WINDING UP OF COMPANY

INTRODUCTION TO WINDING UP OF A COMPANY

In case of winding up and dissolution, along with the Companies Act, 2013, the Insolvency & Bankruptcy Code, 2016 is also applicable to provide time bound resolution and eliminate the longer procedures along with protection of interest of creditors from insolvent company initiating for winding up procedures. One of the hallmarks of a reliable economy is the time that is taken for the winding up of the company. In simple terms winding up of the company is the process of closing down the existence of the company or LLP. Accordingly, Section 2(94A) of the Companies Act, 2013 specifies that, “winding up” means winding up under this Act or liquidation under the Insolvency & Bankruptcy Code, 2016. The procedures of winding up of the company are in the hands of the liquidator and not the board of directors of the company.

Most of the times the terms winding up and dissolution are considered as interchangeable but these two terms have very important differences which have to be taken into consideration. Where winding up is considered as the first stage of ending of the legal existence of the company, in this stage the assets of the company are realized and the liabilities and surplus if any is paid off to the contributories. Whereas dissolution is the final stage after completion of the winding up of the company process and by act of law the legal existence of the company comes to an end. Winding up need not necessarily lead to dissolution in all the cases. A company which is wound up can be taken over by the other company or might get amalgamated with other entity company leading to it’s winding up. On the other hand, dissolution ends the company, so the company cannot be taken over or amalgamated as it is not existing in the eyes of law.

As winding up is a long-term procedure, the integration of the company law and the bankruptcy code simplifies the procedure of winding up through different modes and procedures. Winding up of the company is also a legal mechanism of permanently movement down a company.it is a methodology by that the company existence involves associate end post that the corporate goes positive dissolution to a lower place the investigation of a Liquidator. The Liquidator monitors and administers the Company assets throughout this necessary stage of the Company amount, to create positive the stakeholders interest is not hampered. Ultimately, dissolution kicks in, whereby the company is dissolved and thus the name is stricken off by the Registrar of firms.

Reasons for winding up of the company:

 Company by Special Resolution resolves that it should be wound up by tribunal – Petition by company.

 If the company has acted against the integrity of the Country, security of the state, friendly relations with foreign states, public order, decency or morality- petition by Registrar or Government.

 If the company has defaulted in filing its financial statements or annual reports with the registrar for immediately 5 consecutive financial years.

 Where the Tribunal comes in to conclusion that the affairs of the company are been conducted in a fraudulent manner or the company was formed for a unlawful purpose or the directors for a fraud or misfeasance or misconduct.

 If the Tribunal is of the opinion that it is just equitable that the company should be wound up.

Modes of Winding up of the Company:

 By National Company Law Tribunal (NCLT) also described as compulsorily winding up.

 Voluntarily winding up.

 Winding up by Central Government under Summary Procedure.

CONTRIBUTORIES

First sense- It refers to a person who is liable to contribute to the assets of a company at the time of its winding up (upto the unpaid amount on the shares held by him). All the members of the company who have not paid the full amount on their share become contributories.

Second sense – The term is used to cover all members of the company, including the holders of fully paid- up Shares. A contributory is a person who would be entitled to a share in the surplus assets , if any, of the company at the time of winding up. The act uses the term contributory in both the connotations.

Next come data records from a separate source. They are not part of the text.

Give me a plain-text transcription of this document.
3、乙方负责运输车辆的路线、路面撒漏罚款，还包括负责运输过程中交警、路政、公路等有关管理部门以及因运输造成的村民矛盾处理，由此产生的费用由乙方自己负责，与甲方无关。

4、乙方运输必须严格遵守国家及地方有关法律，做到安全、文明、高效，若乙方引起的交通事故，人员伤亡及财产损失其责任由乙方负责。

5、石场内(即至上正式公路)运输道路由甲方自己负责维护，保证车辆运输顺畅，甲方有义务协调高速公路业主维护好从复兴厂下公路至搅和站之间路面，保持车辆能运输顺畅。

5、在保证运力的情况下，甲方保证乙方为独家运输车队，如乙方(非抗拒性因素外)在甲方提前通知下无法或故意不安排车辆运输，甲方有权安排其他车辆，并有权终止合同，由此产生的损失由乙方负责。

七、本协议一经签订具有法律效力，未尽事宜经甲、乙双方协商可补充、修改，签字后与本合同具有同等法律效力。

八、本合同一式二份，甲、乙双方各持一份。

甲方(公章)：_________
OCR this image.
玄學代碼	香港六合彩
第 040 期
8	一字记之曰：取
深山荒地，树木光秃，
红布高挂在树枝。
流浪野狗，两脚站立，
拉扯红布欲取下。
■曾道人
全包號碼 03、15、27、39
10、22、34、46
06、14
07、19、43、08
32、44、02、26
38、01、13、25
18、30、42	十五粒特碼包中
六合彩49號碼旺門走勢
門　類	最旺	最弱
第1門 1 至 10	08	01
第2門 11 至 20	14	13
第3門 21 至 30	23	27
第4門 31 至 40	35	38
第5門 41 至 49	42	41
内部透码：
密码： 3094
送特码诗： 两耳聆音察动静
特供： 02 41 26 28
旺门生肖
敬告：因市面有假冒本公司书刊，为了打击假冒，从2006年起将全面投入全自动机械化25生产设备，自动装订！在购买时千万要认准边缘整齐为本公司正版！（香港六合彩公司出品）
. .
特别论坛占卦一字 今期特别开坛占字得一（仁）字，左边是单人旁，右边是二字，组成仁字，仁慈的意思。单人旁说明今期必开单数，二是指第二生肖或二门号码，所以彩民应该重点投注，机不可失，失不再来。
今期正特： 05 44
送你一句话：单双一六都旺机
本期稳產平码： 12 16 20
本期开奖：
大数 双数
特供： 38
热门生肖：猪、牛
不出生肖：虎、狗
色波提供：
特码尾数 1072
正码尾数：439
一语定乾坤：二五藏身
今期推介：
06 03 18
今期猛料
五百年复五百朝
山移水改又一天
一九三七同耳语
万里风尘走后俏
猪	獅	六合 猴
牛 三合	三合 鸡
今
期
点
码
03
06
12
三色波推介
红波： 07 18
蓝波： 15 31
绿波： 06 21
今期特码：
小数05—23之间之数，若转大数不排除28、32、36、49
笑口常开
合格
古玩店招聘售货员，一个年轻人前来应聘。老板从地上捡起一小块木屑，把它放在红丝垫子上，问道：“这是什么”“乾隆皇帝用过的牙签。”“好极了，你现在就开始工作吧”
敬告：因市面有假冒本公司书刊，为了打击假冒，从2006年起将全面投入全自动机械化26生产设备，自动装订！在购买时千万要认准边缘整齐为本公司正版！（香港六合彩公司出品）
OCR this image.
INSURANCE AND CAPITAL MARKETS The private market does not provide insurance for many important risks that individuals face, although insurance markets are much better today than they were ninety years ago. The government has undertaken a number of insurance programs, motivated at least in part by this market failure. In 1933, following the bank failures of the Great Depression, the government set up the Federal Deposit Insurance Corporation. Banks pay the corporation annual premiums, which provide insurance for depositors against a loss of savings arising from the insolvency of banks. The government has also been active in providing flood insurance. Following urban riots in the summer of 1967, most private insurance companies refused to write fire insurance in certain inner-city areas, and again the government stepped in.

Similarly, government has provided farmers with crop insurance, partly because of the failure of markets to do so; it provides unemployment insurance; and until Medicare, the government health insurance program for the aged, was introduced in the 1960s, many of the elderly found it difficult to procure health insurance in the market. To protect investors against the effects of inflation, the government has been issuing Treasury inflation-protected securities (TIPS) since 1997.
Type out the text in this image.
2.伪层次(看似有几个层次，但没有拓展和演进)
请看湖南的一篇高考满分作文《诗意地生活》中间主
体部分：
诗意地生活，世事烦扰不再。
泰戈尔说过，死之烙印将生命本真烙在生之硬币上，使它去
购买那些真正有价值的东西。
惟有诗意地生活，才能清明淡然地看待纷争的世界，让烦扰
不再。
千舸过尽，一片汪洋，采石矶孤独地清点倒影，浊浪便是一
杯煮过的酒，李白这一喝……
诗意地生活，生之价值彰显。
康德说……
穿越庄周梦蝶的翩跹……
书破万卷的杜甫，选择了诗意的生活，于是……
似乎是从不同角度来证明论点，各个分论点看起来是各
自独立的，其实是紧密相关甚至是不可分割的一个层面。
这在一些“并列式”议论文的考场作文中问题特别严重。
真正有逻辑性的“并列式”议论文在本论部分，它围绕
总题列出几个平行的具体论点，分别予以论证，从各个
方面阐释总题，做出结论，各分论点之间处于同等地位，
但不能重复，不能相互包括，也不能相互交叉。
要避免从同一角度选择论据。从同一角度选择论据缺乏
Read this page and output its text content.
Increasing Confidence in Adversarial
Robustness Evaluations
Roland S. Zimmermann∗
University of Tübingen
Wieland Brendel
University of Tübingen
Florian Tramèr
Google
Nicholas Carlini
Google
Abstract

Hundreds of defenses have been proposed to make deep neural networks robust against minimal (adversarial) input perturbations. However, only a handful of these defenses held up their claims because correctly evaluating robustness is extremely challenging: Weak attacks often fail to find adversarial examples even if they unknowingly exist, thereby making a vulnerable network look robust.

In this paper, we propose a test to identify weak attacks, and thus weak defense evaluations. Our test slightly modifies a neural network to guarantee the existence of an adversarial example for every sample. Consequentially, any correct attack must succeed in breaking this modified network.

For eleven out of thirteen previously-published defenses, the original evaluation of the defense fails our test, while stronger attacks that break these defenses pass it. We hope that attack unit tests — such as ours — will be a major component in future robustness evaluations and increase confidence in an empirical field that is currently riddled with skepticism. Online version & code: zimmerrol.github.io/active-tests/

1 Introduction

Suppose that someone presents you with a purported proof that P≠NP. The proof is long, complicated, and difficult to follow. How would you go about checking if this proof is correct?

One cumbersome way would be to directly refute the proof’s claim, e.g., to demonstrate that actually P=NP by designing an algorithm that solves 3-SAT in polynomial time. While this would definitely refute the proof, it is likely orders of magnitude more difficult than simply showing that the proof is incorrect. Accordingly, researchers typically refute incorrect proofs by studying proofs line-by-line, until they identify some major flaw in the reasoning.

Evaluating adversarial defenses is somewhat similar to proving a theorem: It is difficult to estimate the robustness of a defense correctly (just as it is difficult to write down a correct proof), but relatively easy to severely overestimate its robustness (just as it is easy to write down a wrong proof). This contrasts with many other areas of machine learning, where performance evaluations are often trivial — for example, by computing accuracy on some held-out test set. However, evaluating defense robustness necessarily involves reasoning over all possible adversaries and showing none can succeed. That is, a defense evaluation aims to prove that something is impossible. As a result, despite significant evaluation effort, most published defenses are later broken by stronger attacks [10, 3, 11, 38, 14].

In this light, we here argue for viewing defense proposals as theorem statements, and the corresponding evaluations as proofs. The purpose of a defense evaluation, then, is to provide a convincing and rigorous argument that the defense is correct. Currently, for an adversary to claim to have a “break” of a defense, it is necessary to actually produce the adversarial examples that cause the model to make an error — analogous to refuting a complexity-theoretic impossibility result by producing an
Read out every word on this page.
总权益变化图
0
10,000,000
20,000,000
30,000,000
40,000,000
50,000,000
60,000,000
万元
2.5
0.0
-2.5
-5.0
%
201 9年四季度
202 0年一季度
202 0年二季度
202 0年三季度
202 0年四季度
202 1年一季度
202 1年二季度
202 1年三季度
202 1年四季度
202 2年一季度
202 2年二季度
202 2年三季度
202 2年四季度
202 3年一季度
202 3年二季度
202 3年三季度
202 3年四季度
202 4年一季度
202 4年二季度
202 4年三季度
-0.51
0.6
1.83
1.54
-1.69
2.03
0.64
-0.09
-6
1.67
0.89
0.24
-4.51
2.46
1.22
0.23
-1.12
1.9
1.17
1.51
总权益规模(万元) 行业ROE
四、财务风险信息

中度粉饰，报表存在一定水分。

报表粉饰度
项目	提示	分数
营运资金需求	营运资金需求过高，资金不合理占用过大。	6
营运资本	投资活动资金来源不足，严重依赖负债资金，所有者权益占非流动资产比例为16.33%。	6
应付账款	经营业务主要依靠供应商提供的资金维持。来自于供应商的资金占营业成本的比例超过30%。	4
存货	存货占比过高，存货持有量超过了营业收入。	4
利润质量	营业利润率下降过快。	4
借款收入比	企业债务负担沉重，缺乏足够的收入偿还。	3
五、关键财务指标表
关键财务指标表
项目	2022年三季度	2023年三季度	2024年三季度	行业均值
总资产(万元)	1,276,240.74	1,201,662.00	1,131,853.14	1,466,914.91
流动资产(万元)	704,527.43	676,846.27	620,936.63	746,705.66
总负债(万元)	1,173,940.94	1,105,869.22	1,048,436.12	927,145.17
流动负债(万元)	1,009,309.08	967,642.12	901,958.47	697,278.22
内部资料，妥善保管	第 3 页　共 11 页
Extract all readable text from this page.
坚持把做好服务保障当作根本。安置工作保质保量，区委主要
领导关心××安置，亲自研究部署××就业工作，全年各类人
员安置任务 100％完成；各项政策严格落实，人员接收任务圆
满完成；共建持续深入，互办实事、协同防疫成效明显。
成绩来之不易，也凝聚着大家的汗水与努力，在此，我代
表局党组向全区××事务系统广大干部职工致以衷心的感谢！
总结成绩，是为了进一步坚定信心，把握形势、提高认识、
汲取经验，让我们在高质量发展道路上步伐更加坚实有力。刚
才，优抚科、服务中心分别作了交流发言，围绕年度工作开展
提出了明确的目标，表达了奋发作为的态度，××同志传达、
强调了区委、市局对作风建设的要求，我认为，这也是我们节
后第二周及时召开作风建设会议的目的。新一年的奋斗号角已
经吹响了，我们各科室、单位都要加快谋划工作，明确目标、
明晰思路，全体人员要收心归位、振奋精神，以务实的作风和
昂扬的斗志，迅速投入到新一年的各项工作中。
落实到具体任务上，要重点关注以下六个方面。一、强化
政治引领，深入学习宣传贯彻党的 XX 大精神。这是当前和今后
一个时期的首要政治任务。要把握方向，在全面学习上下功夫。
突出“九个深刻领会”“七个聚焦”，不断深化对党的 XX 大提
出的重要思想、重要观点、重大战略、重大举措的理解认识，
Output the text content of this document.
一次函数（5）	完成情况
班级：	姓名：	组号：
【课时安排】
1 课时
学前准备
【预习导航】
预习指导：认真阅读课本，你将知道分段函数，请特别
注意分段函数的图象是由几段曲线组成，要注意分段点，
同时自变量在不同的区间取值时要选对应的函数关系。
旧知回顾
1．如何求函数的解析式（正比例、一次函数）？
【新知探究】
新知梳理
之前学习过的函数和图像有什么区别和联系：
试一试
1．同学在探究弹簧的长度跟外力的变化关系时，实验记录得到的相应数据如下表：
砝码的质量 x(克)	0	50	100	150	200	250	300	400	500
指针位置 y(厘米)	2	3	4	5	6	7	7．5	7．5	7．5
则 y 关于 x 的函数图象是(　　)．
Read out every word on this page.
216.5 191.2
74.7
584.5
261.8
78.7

S 2(26) lays down that a contributory is a person who is liable to contribute towards the assets of the company in winding up, it also clarifies that even the holder of fully paid up shares is also considered to be a contributory, but he would have no liabilities of a contributory.

LIQUIDATOR

A liquidator is a person or entity that liquidates something—generally assets. When assets are liquidated, they are sold on the open market for cash or other equivalents. The liquidator is legally empowered to act on behalf of the company in various capacities. A liquidator refers to an officer who is specially appointed to wind up the affairs of a company when the company is closing—typically when the company is going bankrupt. Assets of a company are sold by the liquidator and the resulting funds are used to pay off the company  debts. In some jurisdictions, a liquidator may also be referred to as a trustee, such as a bankruptcy trustee.

DISSOLUTION

Winding up and dissolution of a company are two different terms. winding up of a company is a smaller concept as compared to dissolution of a company. The dissolution of a company is the last stage after the process of winding up by a liquidator. The process of dissolution of a company resulted in the termination of a legal entity from the company. It is the last process of closure of a company. In this process, A company comes to an end and all the acids and the property of the company get redistributed. The affairs of the company gets also terminated after the dissolution of a company.

Winding up of a company is judged by the Tribunal and the procedure for winding up of a company in India which is purely a judicial function. There is a liquidator who carries off and administers the winding up process. After winding up, the dissolution process takes place. The dissolution of a company is recorder by registrar of companies. This is a purely administrative function and do not involve any role for the liquidator. Dissolution is a necessary step following the winding up of a company.